Friday, June 26, 1998 | 2:24 a.m.

SUN WIRE REPORTS

SONOMA, Calif. -- A new track configuration and some of the same old problems greeted Winston Cup drivers when they arrived at Sears Point Raceway to begin preparations for Sunday's Save Mart-Kragen 350-kilometer race.

The circuit, one of only two road courses on which the stock car series competes each season, has been shortened from 2.52 miles to 1.95 by removing three turns, including the carousel, and creating a new sweeping right-hander and an 890-foot straightaway.

Jeremy Mayfield, coming off his first career victory last Sunday at Pocono, tested recently at Sears Point.

"I got a lot of seat time around the new speedway," the series points leader said. "It seems like a real good deal, but it's a lot different from what I expected.

"I figured it would be pretty easy to cut out part of the race track, but it's a little different, a little faster. There's a big right-hand turn now instead of left-hand and right-hand. It's pretty fast because when you come over the top of the hill and go down, it's a 90 (-degree turn), but a wide 90. You don't use a lot of brakes."

Mayfield said it would be hard to tell before getting onto the track today with other cars for practice and the first round of qualifying whether passing will be enhanced by the new configuration.

"Times are a lot faster," he noted. "It kind of adds a little oval track to the road course."

Another driver who got to try out the new track layout is Rick Mast.

"I think it's pretty cool," Mast said. "I think, like every other driver here, there was some apprehension about it when we first saw the sketch of it.

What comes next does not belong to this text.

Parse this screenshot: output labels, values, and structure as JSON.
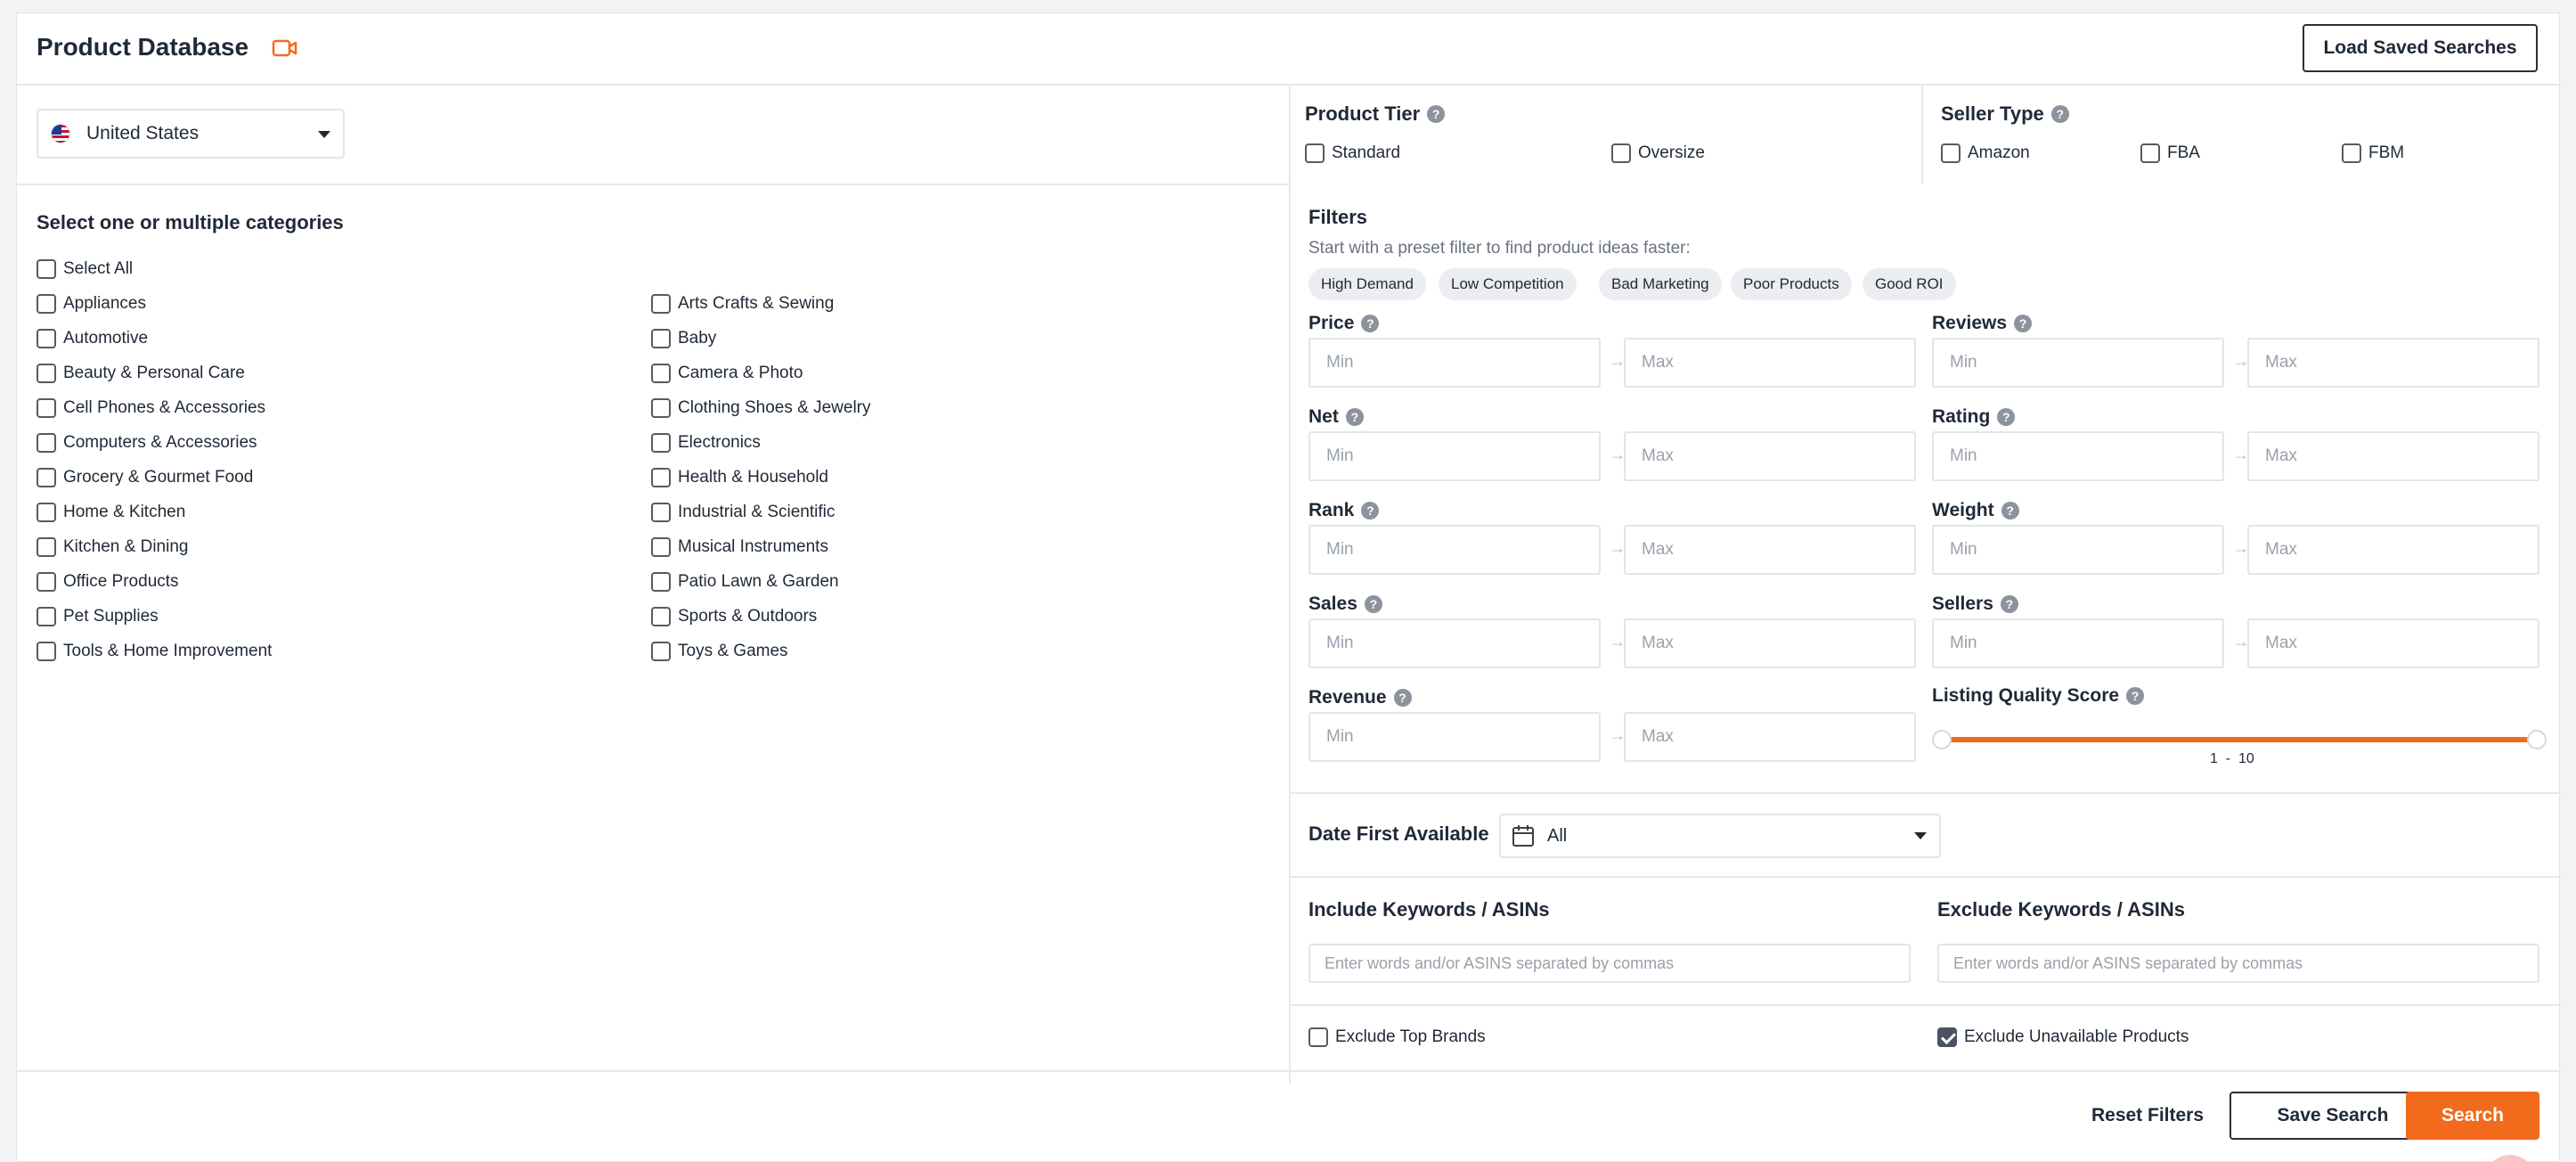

Looking at it, we're thinking we're going to come off turn four now and go into (turn) seven at 500 miles an hour and have to make a sharp right-hand turn into that hairpin and, if something goes wrong, you're going to kill half the guys here.

"Well, that's not at all the way the track is. You're coming down through there and you're carrying a lot of speed, which makes it a pretty anxious turn. All the way down that hill is pretty anxious, but when you get to the bottom, they've made the hairpin real wide.

"Turn seven is now real wide and the run-off area is more than you need," Mast continued. "If something goes wrong, and you go out and spin it off the track, you're going to be OK. A bunch of guys who haven't tested out here have come up to me and asked about it, and I've said to all of them: 'Guy's, it's going to be OK."'

Ricky Rudd, one of NASCAR's best road racers and the winner of the inaugural Sears Point race in 1989, has not tested on the new configuration and said he is looking forward to seeing it.

"I think it's going to make the track a lot easier," Rudd said. "I took out some of the harder sections of the race track. I used to make a lot of time from turn one to the point where you came out on that carousel on the drag strip. It's going to be all different now."